In New York, two paper money issues in 1714 and 1717 were authorized to finance military expenditures against French Canada. In following years evidences suggested that these monetary expansions were responsible for opulent trade and business conditions until the gradual retirement of these currencies from taxes occasioned for that purpose in 1720s and 1730s. Hence in 1737 another bill to issue paper money was passed, this time not only to defray expenses but with a deliberate goal of providing a circulating medium and stimulating the economy. This issuance, like the earlier two, aided greatly in New York’s recovery from depression.
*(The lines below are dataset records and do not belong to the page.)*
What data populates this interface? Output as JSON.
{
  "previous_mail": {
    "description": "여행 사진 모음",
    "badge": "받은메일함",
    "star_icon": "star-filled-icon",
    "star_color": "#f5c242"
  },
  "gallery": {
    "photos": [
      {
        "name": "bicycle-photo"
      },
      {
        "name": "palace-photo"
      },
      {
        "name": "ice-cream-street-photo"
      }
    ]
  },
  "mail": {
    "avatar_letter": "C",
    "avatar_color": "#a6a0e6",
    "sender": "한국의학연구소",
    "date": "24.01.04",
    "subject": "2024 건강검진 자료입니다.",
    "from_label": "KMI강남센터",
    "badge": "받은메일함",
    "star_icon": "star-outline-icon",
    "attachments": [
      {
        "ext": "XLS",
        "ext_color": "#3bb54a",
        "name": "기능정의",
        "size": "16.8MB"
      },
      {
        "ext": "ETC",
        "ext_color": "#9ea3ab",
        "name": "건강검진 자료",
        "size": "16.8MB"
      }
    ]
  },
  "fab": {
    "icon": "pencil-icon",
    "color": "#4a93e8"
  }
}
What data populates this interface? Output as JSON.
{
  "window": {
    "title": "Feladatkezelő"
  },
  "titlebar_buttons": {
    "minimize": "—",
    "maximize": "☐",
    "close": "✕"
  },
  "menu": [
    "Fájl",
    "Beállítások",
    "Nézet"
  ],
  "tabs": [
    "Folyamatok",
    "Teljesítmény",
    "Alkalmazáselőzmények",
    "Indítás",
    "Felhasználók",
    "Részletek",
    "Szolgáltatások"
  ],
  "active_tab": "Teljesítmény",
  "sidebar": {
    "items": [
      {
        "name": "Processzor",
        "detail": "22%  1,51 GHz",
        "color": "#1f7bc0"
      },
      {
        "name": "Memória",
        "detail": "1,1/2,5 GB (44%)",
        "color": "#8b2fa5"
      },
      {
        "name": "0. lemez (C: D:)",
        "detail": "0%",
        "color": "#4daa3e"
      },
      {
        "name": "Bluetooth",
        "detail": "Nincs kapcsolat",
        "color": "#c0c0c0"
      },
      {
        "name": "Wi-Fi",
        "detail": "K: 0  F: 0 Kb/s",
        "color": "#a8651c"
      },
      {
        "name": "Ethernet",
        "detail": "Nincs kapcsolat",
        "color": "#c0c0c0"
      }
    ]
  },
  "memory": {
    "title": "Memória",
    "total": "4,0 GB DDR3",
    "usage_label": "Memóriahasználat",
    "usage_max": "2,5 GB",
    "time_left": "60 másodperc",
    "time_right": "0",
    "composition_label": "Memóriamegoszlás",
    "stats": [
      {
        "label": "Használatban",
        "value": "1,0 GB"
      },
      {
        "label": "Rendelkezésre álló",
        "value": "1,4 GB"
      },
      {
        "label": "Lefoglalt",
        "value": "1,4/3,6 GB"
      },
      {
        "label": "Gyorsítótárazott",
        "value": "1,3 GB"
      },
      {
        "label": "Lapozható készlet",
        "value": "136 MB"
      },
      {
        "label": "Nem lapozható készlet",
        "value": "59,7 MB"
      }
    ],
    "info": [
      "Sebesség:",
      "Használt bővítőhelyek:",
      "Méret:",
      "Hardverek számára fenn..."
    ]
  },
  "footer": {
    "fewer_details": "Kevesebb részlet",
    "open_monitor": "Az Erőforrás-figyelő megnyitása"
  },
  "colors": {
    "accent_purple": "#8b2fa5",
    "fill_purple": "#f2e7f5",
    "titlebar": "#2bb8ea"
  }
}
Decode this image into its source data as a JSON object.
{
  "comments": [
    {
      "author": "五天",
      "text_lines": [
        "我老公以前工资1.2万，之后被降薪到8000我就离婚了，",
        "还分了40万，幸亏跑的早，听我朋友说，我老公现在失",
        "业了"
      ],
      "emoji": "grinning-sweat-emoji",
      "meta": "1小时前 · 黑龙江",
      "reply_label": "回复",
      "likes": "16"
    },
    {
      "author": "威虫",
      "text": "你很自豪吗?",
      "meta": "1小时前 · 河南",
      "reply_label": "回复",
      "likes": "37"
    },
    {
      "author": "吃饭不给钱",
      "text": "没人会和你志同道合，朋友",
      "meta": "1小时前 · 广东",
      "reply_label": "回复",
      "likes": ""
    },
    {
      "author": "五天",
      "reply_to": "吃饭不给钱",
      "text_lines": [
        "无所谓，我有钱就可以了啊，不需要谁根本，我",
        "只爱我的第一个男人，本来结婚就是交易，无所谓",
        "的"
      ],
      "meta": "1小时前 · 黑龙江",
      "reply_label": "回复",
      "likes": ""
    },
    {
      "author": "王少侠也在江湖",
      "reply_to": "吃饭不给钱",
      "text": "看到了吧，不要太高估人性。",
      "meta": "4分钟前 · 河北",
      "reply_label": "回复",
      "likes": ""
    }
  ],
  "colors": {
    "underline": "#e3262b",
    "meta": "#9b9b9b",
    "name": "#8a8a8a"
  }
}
New Jersey did not issue paper money as early as New York first did and later decided on monetary expansion in 1723 after observing its neighbor’s better trade and industrial conditions. New Jersey’s reduced reliance on New York and Pennsylvania’s money was among many other benefits of such an expansion. In 1733 an additional bill to issue more paper currency was passed in New Jersey as it became a great necessity, but all subsequent proposals of such nature were rejected by British government except for defraying His Majesty’s military expenditures. These paper currencies were issued on loan; interest was paid to the state and served to reduce the need for levying taxes. Delaware had similar experiences with currency expansions (in 1723, 1729 and 1746) as these of New York and New Jersey and of Pennsylvania. In all of these four North American colonies in over a half century, currency issues appeared to have achieved their purpose of greasing the wheels of the economy without bringing about detrimental effects of extreme inflation later on, as price stability was at least as good as it would have been on gold and silver standards.